Somente em 1938, após a inspeção do
General Iwane Matsui na cidade e sua consequente abertura para a imprensa
internacional, os massacres cessaram e os militares japoneses foram orientados
a manter distância da população civil.
Com o fim da II Guerra Mundial, a
evidência dos crimes de guerra japoneses vieram á tona e o Tribunal Militar
para o Extremo Oriente criou em separado uma seção para o julgamento específico
desse crime.
Esse livro traz muitas reflexões; não vou entrar em questões
humanistas (quem quizer analisar apenas por esse lado, isso está bem óbvio no
episódio em si), mas o fator principal é a negligência que o mundo acadêmico
ocidental dá ao fato, inclusive por consequências ideológicas ultrapassadas que
remotam a guerra fria (algo muito comum nos meios acadêmicos em cursos de
humanas, principalmente na área de História) que devido seu anti-americanismo
barato e clichê, coloca os japoneses como vítimas inocentes das duas bombas atômicas
lançadas em agosto de 1945, ignorando o fato de que foram os “yamatos” que
começaram a guerra (inclusive contra os EUA, atacando Pearl Harbor em 1941; seu
erro crasso, apesar das poucas opções do Japão devido sua crise demográfica e
de recursos nos anos 30, fato que os lançaram contra a China...), que maioria
da população civil japonesa era a favor da guerra; não sabendo esses acadêmicos
ou fingindo não saber que o bombardeio incendiário de Tóquio em 1945, embora
não tenha sido nuclear, deixou mais vítimas que Hiroshima e Nagasaki, desconheçendo
(ou ignorando) o fato de que o ataque atômico contra essas duas cidades não
foram apenas um teste ou um ato político, mas que do ponto de vista militar
também tinham valor estratégico (com base nas baixas de ambos os lados
ocorridas nas batalhas de Okinawa e Iwo
Jima que são apenas ilhas do arquipélago japonês, calculou-se que um
desembarque no próprio Japão seria muito pior que as próprias bombas atômicas,
sem contar que eram cidades vitais para o esforço de guerra japonês, uma delas
inclusive contendo um quartel general e que sem essas bombas, a guerra talvez
só poderia terminar em 1949) e que nesse bombardeio morreram menos pessoas do
que no próprio “Estupro de Nanking” (as fontes são dados da Cruz Vermelha
Internacional).
O proselitismo acadêmico devido a sua prisão ideológica em se
ler apenas historiadores com essa visão perpetuou inclusive nas escolas essa
idéia de que as bombas nucleares foram um “terrorismo americano”; e isso
contradiz até mesmo o tal humanismo pregado por tais grupos, afinal de contas,
para as vítimas do julgo japonês desde 1941 no pacífico (1931 no caso da
Manchuria onde alguns anos mais tarde o Japão testou em seres humanos armas
biológicas na infame Unidade 731 e 1910 no caso da Coréia onde a população era
proibida de falar coreano em seu próprio país e obrigados a batizar seus filhos
com nomes japoneses), esse bombardeio foi um tremendo alívio, afinal de contas,
ao menos pra mim e pra outros poucos, não
existe justiça sem vingança e fodam-se!!!
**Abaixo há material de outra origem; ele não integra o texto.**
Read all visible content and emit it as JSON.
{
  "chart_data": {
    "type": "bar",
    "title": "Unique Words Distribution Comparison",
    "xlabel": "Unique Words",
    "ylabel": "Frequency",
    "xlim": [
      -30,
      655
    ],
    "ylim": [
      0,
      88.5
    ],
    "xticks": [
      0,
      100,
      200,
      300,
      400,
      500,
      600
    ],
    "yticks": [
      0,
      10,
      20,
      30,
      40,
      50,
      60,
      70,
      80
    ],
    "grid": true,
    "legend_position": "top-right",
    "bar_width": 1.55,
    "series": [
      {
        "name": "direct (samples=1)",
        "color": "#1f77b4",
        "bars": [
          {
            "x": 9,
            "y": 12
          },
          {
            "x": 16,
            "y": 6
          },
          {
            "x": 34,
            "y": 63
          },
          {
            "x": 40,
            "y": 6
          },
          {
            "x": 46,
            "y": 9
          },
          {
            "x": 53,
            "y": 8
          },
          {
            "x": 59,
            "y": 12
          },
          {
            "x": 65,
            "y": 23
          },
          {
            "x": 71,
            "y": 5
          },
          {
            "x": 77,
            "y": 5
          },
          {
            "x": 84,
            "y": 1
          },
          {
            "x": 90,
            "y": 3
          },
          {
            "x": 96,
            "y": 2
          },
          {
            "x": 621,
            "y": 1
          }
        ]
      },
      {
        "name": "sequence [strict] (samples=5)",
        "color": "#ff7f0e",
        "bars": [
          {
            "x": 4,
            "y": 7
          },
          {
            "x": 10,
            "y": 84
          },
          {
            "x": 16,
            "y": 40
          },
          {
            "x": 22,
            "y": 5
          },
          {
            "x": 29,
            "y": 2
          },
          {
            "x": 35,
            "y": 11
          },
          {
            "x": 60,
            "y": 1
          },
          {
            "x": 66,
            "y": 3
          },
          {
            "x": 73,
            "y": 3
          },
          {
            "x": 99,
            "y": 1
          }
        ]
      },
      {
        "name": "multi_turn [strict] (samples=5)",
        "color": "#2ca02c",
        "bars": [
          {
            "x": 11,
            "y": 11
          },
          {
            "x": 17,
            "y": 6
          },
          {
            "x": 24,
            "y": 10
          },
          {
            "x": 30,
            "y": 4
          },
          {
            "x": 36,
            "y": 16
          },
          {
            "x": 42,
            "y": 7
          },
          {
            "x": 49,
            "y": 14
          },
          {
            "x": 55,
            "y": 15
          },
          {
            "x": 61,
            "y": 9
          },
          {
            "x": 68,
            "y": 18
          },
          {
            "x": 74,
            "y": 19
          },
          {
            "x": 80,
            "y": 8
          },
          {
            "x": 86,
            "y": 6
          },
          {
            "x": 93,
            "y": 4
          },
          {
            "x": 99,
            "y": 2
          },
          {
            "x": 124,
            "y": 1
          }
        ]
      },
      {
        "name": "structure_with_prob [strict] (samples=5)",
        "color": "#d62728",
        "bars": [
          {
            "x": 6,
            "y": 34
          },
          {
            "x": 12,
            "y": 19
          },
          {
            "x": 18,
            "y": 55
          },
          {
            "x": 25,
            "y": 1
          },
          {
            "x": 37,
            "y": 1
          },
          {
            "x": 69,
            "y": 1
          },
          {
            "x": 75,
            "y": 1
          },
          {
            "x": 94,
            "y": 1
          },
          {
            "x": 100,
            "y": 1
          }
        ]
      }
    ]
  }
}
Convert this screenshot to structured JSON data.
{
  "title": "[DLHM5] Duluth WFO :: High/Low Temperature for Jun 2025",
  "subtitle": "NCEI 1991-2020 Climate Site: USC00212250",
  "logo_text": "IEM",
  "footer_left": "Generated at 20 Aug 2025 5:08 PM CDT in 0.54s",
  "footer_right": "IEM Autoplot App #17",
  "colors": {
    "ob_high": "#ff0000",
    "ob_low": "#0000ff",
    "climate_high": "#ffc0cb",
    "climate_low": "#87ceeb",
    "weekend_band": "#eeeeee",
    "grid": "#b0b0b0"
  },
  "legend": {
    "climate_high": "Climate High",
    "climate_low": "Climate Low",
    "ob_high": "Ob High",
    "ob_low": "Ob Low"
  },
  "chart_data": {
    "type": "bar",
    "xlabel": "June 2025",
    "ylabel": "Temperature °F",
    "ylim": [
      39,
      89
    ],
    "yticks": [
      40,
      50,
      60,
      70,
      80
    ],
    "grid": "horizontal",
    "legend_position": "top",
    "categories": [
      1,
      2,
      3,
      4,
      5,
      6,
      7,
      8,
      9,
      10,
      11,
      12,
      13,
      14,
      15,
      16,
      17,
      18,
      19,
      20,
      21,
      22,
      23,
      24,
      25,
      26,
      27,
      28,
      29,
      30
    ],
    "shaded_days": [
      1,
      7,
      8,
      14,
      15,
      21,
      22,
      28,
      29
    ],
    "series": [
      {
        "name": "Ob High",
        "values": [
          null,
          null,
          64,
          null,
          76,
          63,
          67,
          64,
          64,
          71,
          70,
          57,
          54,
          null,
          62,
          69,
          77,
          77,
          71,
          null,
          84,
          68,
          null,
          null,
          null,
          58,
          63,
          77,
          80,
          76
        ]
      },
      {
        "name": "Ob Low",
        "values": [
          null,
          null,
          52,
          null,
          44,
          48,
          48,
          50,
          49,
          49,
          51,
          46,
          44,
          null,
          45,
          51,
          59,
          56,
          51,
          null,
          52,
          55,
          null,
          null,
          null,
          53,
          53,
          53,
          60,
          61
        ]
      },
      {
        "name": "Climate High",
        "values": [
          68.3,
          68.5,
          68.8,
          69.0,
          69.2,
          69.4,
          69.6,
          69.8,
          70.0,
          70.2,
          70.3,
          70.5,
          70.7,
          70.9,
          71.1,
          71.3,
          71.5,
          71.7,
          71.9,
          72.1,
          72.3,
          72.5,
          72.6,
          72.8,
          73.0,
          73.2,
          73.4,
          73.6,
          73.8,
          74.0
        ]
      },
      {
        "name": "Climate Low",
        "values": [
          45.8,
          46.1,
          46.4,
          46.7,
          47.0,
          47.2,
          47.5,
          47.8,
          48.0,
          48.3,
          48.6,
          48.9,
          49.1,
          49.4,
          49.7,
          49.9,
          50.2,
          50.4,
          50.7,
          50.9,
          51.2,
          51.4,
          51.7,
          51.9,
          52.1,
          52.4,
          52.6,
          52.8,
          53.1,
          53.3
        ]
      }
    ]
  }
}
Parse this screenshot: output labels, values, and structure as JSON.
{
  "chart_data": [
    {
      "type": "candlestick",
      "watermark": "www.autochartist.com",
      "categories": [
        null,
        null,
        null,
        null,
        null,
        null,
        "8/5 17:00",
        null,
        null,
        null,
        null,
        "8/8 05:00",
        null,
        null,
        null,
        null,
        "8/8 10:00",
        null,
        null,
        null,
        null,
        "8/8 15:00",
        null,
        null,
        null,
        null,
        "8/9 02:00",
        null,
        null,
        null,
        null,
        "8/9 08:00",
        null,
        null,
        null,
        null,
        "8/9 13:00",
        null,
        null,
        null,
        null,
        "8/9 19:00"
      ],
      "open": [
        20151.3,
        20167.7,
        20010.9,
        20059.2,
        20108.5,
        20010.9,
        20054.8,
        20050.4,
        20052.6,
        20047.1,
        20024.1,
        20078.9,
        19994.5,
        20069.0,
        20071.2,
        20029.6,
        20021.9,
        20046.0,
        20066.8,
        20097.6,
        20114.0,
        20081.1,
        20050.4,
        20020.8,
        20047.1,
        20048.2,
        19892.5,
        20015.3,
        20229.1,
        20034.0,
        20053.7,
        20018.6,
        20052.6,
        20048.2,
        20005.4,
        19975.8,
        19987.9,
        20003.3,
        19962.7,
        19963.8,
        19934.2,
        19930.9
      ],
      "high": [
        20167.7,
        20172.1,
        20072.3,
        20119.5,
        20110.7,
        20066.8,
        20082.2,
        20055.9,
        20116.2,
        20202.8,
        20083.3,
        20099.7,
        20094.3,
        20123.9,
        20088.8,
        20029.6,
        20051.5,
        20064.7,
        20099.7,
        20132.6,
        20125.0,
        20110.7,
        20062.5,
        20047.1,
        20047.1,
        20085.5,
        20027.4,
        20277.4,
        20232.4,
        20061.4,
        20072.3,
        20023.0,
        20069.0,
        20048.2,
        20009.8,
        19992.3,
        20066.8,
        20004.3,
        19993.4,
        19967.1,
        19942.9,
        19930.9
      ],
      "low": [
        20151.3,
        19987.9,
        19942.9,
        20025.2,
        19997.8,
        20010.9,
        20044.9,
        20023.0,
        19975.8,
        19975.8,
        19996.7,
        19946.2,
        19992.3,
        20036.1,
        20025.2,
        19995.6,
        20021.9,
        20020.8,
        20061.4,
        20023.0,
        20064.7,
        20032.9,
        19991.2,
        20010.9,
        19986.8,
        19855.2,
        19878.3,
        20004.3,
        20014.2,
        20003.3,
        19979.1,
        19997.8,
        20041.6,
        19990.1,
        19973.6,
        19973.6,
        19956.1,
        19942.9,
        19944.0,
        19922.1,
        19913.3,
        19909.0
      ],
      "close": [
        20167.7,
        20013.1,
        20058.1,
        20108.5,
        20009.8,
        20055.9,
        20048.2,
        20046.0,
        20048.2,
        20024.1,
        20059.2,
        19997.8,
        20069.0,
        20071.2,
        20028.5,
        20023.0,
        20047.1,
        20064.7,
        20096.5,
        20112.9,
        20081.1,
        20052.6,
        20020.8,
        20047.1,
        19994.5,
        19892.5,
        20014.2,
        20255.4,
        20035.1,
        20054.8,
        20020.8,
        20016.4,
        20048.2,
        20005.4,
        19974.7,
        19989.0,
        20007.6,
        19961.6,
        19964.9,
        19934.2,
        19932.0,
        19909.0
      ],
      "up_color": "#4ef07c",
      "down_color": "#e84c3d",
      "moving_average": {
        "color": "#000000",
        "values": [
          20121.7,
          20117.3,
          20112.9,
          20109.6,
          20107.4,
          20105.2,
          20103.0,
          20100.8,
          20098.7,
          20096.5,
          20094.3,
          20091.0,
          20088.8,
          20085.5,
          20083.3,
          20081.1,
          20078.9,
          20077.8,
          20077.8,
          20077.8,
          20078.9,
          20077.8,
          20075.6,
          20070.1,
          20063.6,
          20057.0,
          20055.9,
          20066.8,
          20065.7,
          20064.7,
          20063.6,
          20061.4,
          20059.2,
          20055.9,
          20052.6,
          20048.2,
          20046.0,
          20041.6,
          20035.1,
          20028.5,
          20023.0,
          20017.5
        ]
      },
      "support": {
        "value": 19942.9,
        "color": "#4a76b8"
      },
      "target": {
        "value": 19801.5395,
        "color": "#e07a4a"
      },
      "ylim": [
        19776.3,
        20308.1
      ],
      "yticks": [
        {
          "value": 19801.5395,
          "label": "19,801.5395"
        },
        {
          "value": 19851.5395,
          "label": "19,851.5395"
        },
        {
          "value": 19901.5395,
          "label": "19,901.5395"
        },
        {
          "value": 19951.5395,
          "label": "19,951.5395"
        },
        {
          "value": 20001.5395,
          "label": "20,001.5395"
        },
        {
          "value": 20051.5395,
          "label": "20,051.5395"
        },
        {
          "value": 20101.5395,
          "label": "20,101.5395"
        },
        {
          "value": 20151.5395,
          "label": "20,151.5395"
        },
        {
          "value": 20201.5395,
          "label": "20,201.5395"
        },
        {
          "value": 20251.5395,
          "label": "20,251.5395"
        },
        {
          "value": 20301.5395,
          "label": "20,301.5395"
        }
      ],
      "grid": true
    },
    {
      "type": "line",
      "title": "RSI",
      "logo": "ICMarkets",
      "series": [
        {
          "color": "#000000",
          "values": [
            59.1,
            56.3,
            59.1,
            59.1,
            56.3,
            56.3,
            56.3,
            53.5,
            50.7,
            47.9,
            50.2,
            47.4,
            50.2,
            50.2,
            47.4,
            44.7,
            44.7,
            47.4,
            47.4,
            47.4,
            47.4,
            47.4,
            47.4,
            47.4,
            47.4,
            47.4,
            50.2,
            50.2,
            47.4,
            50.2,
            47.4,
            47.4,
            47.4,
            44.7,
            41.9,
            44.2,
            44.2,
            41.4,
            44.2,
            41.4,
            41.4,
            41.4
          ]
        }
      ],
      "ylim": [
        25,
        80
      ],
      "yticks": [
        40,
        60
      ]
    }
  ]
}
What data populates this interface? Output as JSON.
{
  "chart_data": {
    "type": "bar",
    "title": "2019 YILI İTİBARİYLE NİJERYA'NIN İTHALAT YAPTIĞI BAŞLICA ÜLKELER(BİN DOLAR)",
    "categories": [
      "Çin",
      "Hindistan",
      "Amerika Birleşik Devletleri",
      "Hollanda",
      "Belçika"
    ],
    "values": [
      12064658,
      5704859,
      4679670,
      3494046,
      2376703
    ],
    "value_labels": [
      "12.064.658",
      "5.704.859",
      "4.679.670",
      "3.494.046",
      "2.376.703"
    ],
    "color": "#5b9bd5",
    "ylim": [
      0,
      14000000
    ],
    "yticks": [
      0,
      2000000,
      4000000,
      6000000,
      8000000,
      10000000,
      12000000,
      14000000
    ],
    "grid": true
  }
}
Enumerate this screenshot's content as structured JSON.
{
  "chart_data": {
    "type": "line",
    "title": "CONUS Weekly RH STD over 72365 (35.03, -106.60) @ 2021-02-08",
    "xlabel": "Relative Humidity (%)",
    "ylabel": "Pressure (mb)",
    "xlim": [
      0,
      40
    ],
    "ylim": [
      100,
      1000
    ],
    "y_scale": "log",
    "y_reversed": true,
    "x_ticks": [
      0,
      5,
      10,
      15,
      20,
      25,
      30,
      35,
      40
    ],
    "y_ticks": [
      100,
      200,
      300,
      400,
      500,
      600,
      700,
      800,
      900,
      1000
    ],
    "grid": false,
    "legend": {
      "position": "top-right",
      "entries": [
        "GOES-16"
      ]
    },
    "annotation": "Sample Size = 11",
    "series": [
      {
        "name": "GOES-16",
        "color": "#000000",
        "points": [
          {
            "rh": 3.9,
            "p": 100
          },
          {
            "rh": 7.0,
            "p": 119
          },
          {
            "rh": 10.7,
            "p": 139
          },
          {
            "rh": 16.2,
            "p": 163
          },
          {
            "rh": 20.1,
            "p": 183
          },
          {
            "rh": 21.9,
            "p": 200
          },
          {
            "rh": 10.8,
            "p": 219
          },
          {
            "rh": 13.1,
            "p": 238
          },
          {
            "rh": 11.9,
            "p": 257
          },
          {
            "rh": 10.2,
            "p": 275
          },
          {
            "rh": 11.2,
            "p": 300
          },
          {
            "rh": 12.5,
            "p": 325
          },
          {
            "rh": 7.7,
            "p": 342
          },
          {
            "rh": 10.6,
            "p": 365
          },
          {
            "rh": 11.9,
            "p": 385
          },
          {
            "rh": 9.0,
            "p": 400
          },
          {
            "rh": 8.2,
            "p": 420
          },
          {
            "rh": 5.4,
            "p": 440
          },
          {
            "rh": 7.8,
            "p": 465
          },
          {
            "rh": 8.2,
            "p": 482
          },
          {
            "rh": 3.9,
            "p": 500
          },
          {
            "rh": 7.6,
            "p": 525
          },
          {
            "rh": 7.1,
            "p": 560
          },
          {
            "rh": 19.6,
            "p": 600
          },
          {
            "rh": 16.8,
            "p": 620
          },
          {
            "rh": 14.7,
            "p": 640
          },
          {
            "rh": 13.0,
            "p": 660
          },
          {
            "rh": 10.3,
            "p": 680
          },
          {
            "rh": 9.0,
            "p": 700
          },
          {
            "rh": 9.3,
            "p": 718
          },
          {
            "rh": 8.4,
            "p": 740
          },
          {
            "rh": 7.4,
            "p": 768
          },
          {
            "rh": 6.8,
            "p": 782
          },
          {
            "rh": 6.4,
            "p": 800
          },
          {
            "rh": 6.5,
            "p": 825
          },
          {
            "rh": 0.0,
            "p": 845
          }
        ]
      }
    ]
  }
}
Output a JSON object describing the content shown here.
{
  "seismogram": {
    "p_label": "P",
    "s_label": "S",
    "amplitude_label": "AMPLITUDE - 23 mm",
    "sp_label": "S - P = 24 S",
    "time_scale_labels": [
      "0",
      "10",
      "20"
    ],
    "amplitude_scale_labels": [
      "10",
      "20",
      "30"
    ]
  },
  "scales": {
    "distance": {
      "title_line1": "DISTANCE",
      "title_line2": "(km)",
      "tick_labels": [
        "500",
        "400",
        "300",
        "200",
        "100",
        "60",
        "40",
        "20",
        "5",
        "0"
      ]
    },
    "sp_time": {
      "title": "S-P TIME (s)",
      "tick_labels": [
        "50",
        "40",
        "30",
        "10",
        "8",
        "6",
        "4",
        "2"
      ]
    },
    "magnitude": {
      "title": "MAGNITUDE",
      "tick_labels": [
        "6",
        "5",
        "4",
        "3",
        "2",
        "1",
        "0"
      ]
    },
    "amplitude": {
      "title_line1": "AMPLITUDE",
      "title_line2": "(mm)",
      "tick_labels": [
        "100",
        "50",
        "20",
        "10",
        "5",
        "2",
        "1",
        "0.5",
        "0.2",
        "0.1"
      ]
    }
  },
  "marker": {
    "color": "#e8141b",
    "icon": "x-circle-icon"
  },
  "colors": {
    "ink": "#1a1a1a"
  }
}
Estima-se que 300 mil pessoas tenham sido
assassinadas; o governo japonês nega até hoje contestando a credibilidade das
acusações. O livro com 300 (e 36) páginas (ironicamente 300 mil pessoas exterminadas)
traz todos os detalhes desse sórdido e macabro episódio e ainda como numa
dessas mórbidas coincidencias da vida (ou da morte...), a previsão da chegada
desse livro aqui em minha residência (já que na verdade estou até o momento na
posse de um “e-book”) será no dia 13/12/2019, data que a cidade foi invadida,
mas no longínquo ano de 1937...
*Após a rendição do
Japão em 1945, os aliados sob comando do General americano Douglas Maccarthur,
decidiram, por interesses políticos não responsabilizar a família imperial
pelos crimes de guerra do império japonês; muitos defendem a idéia de que o
General Matsui teria sido na verdade um “bode expiatório” para livrar um membro
da casa imperial (principe Asaka) da forca.
** A URSS cedeu alguns
de seus aparelhos e pilotos para teinar a força aérea chinesa e até mesmo
combater os invasores, afinal, com a ruptura de Hitler com o governo chinês e
sua aproximação com o Japão, a URSS viu uma oportunidade de fazer aliança com a
China e aumentar a simpatia da opinião pública desse país pelos comunistas. De
todo modo, a força aérea russa, diferente do seu exército, não era párea para a força áerea nipônica.
Mais tarde o governo chinês que se via obrigado a aceitar tal ajuda, ao mesmo
tempo nunca simpatizou com os comunistas que sempre combateram, o que gerou um
afastamento da URSS, mas a China se aproximava dos EUA cada vez mais, onde mais tarde, nos anos 40, um contrato com
a força aérea americana possibilitou o envio dos chamados “Tigres Voadores”,
uma força de pilotos mercenários americanos que deram muita dor de cabeça aos
japoneses, inclusive na manutenção da estrada da Birmania, uma rota de
abastecimento crucial para o esforço de guerra chinês e sua resistencia contra
a invasão.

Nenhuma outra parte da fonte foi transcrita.